Faculty members participate alongside students, something Everett and the school’s Round Square Coordinator, Misty Jordan, see as fundamental to the programme’s success. Service becomes a shared experience rather than something adults simply expect young people to do.

That long-term commitment appears to be where some of the deepest learning takes place. Everett describes how students often begin by listening and learning, but gradually assume greater responsibility. One student, after four years of volunteering at a local library, had become such an integral part of the organisation that she took it upon herself to identify and mentor her successor before graduation.

In nurturing compassion, Marvelwood’s experience illustrates an important distinction: The goal is not simply to do something for a community but to spend enough time within it to develop genuine understanding and connection.

Jordan captures this shift succinctly: “Our community service often begins with doing for others, but it becomes compassionate when it shifts to being with others.”
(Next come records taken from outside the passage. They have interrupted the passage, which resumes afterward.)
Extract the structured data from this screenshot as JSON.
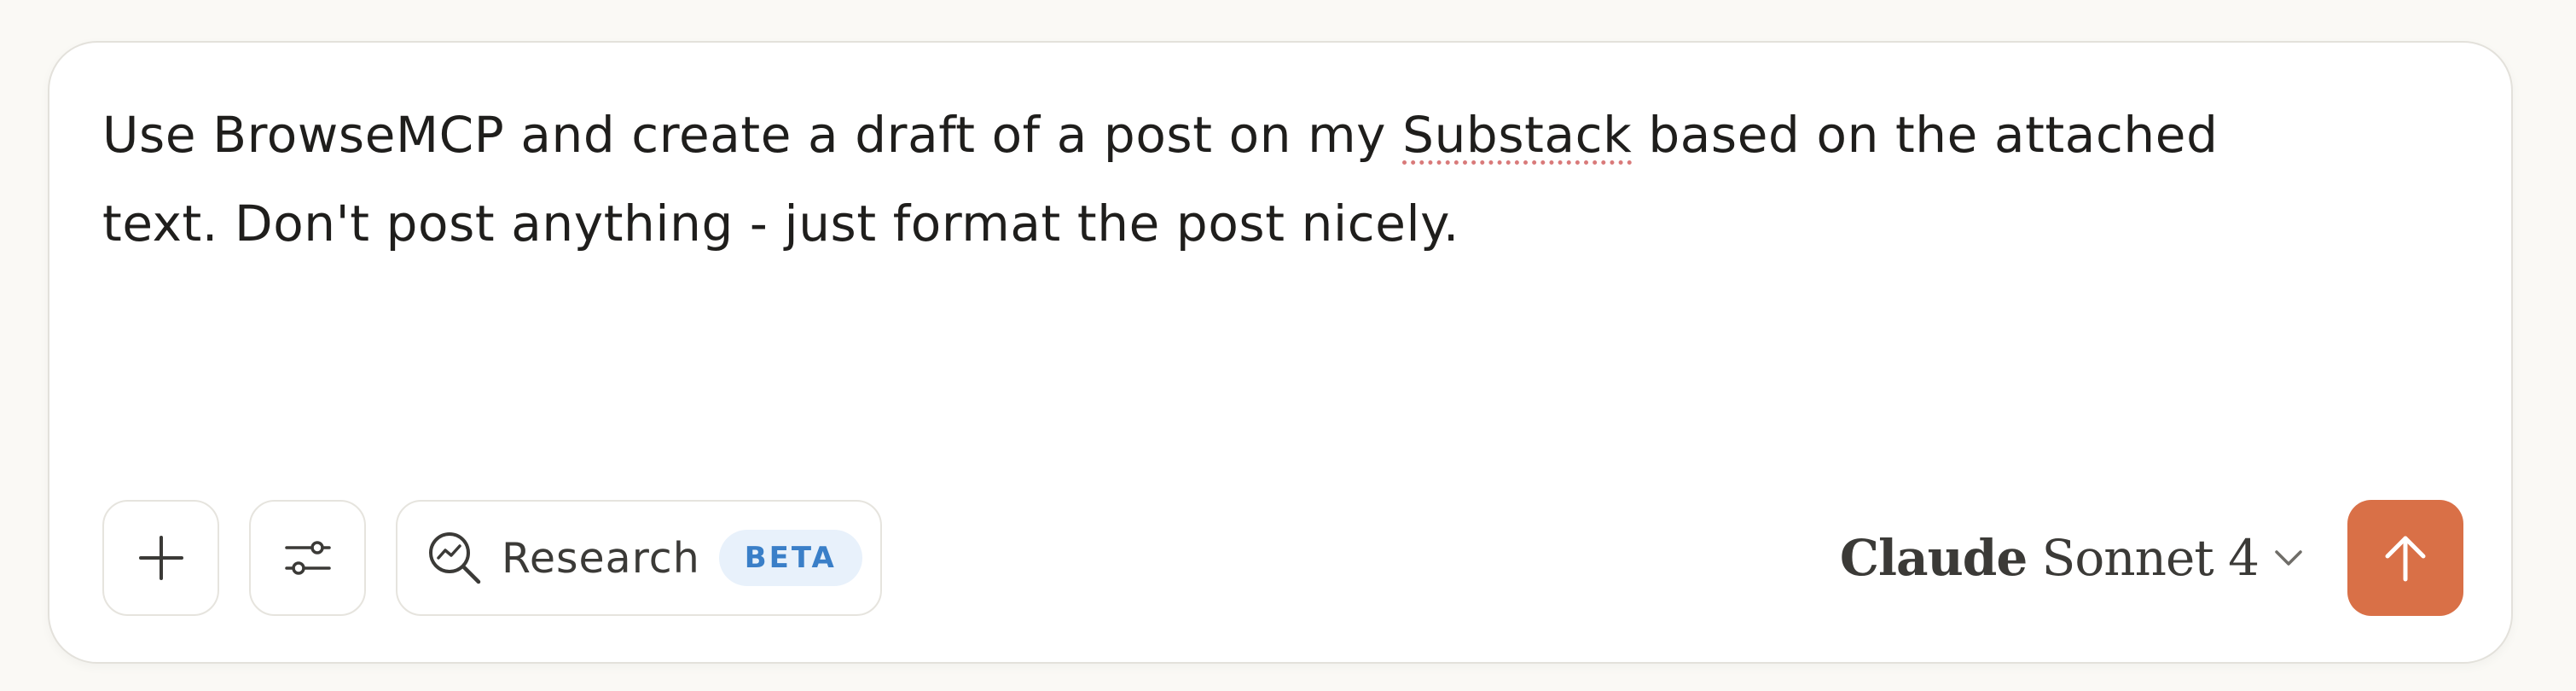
{
  "composer": {
    "prompt_line_1_before": "Use BrowseMCP and create a draft of a post on my ",
    "prompt_misspelled_word": "Substack",
    "prompt_line_1_after": " based on the attached",
    "prompt_line_2": "text. Don't post anything - just format the post nicely."
  },
  "toolbar": {
    "add_icon": "plus-icon",
    "tools_icon": "sliders-icon",
    "research_icon": "research-magnifier-icon",
    "research_label": "Research",
    "research_badge": "BETA"
  },
  "model_selector": {
    "brand": "Claude",
    "model": "Sonnet 4",
    "chevron_icon": "chevron-down-icon"
  },
  "send_button": {
    "icon": "arrow-up-icon",
    "color": "#d97047"
  },
  "colors": {
    "page_background": "#faf9f5",
    "composer_background": "#ffffff",
    "beta_badge_text": "#3a7fc8",
    "beta_badge_background": "#e8f1fb",
    "spellcheck_underline": "#d97a7a"
  }
}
Perhaps that is why Everett describes service as “a laboratory where compassion can be discovered.” Students may arrive focused on completing a task, but through repeated encounters they begin to understand the people, organisations and communities around them in more meaningful ways.

Compassion Prompts Student Leadership

Across the Round Square network, Compassion is developed and enacted through community service, from whole-school partnerships through to individual volunteering. Each year, Round Square recognises extraordinary acts of service, and servant leadership, with the Kurt Hahn Prize. Common across the finalists’ stories is the extent to which their leadership of positive action was initially prompted by their compassion.
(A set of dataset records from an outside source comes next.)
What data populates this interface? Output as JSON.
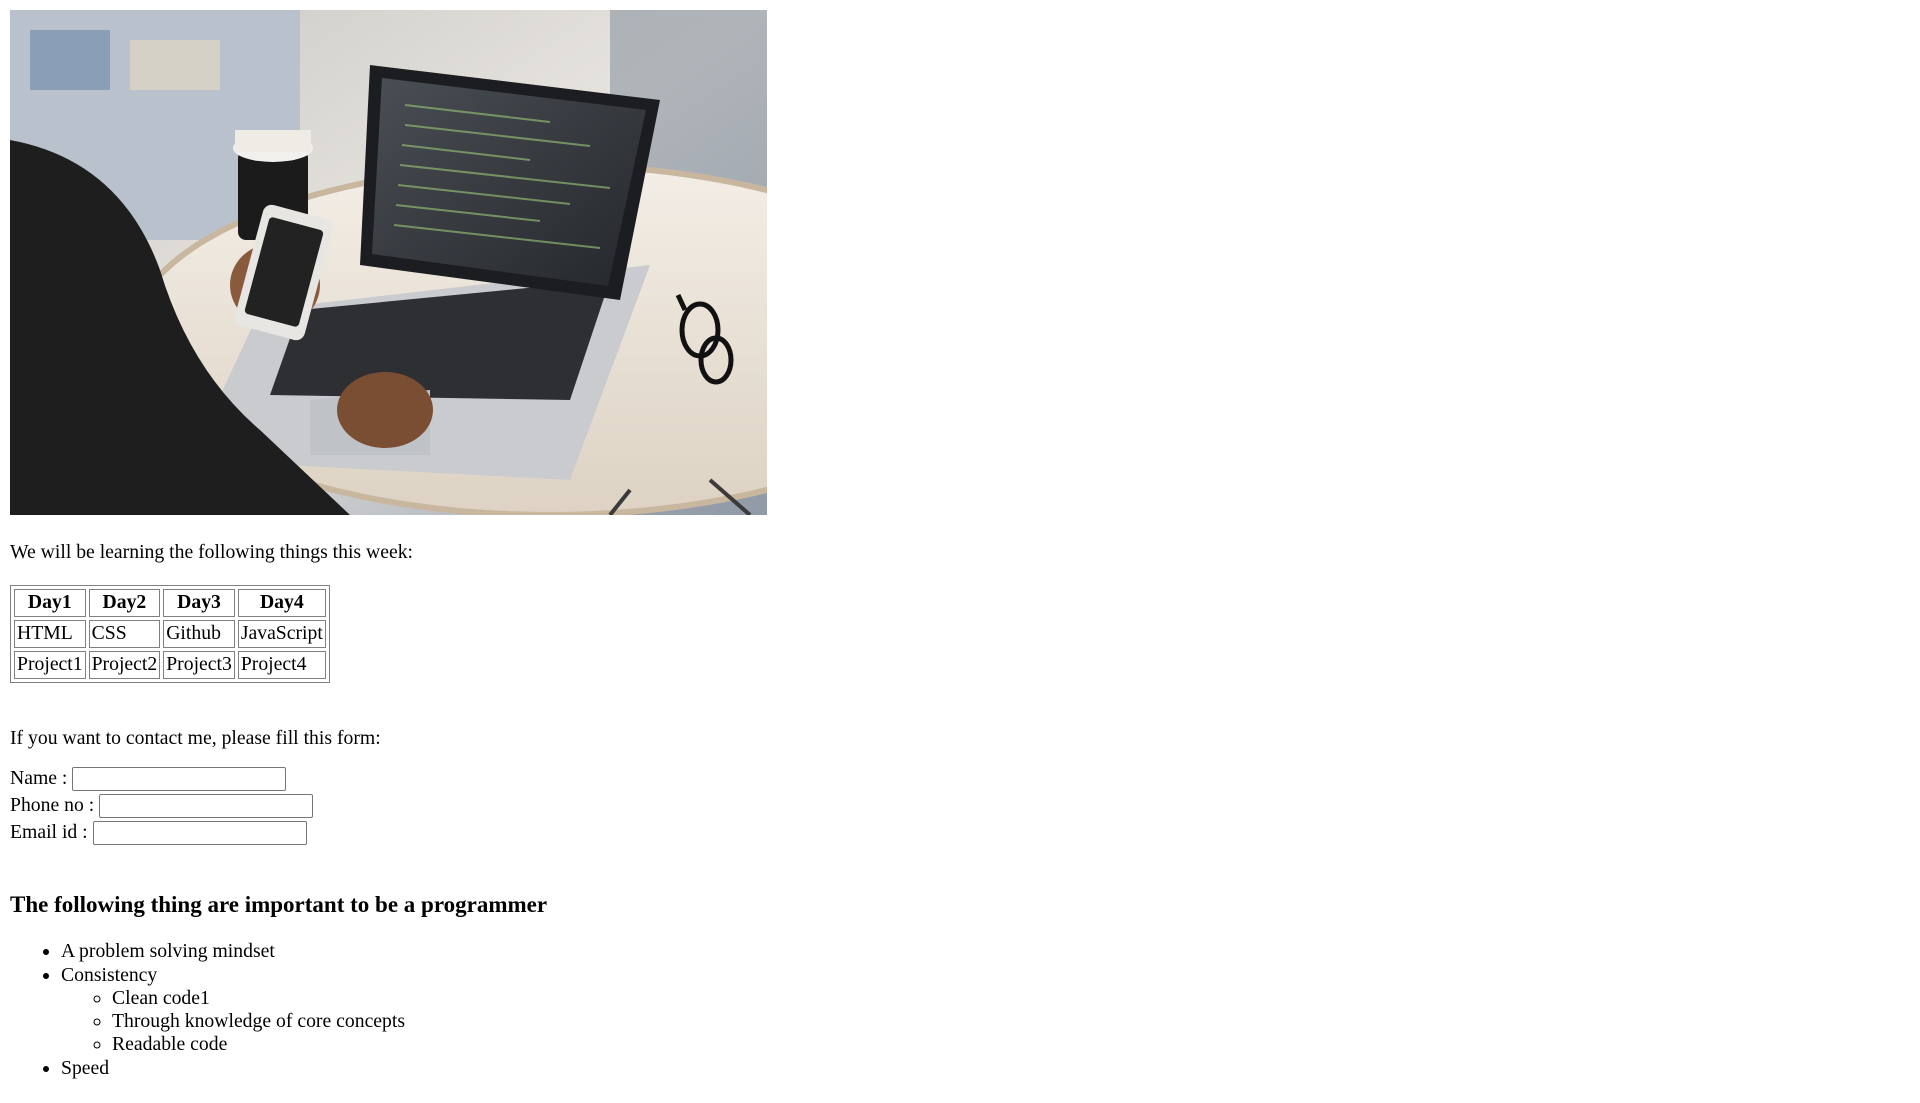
{
  "hero_image": {
    "alt": "Person using a laptop and a phone on a round cafe table"
  },
  "intro_text": "We will be learning the following things this week:",
  "schedule": {
    "headers": [
      "Day1",
      "Day2",
      "Day3",
      "Day4"
    ],
    "rows": [
      [
        "HTML",
        "CSS",
        "Github",
        "JavaScript"
      ],
      [
        "Project1",
        "Project2",
        "Project3",
        "Project4"
      ]
    ]
  },
  "contact_text": "If you want to contact me, please fill this form:",
  "form": {
    "name_label": "Name :",
    "name_value": "",
    "phone_label": "Phone no :",
    "phone_value": "",
    "email_label": "Email id :",
    "email_value": ""
  },
  "important_heading": "The following thing are important to be a programmer",
  "list": {
    "item1": "A problem solving mindset",
    "item2": "Consistency",
    "sub1": "Clean code1",
    "sub2": "Through knowledge of core concepts",
    "sub3": "Readable code",
    "item3": "Speed"
  },
  "colors": {
    "table_border": "#808080",
    "input_border": "#767676"
  }
}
Sara Gupta from The Shri Ram School Moulsari in India did not set out to create an award-winning initiative. Her project, ATI, grew from a moment of curiosity at a fundraising event for neurodivergent individuals. Rather than focusing on an unexpected interaction she witnessed, she found herself asking a deeper question: what had caused it? That question led her to explore how theatre could create opportunities for expression, belonging and connection for neurodivergent young people. Today, ATI delivers workshops and productions that help participants build confidence while challenging assumptions about inclusion and ability. 

For Nahla Mfinanga from Ashbury College in Canada, the starting point was equally personal. Having seen the challenges immigrants can face when navigating unfamiliar legal and administrative systems, she developed The Justice Compass, a programme that helps newcomers understand Canada’s immigration processes, identify common fraud schemes and access reliable support. Her focus was not on speaking for a community but on making complex information more accessible and empowering others to make informed decisions. 

Meanwhile, Oliver Hutton from St Andrew’s College in South Africa transformed concern into practical action after becoming increasingly aware of preventable drowning incidents in local communities. Following a tragedy in Kenton-on-Sea, where several children lost their lives, Oliver proposed a partnership between his school and the National Sea Rescue Institute. Together they launched a survival swimming programme that teaches children essential water safety and survival skills. Reflecting on the experience, Oliver noted that he felt his school had “both an opportunity and a responsibility to do more”.

Sara, Nahla and Oliver offer just three examples of a story we repeatedly hear: There is nothing soft about true Compassion. When students are offered understanding through experience, the freedom to care, and the opportunity to take action, Compassion can be the strongest driver of positive change.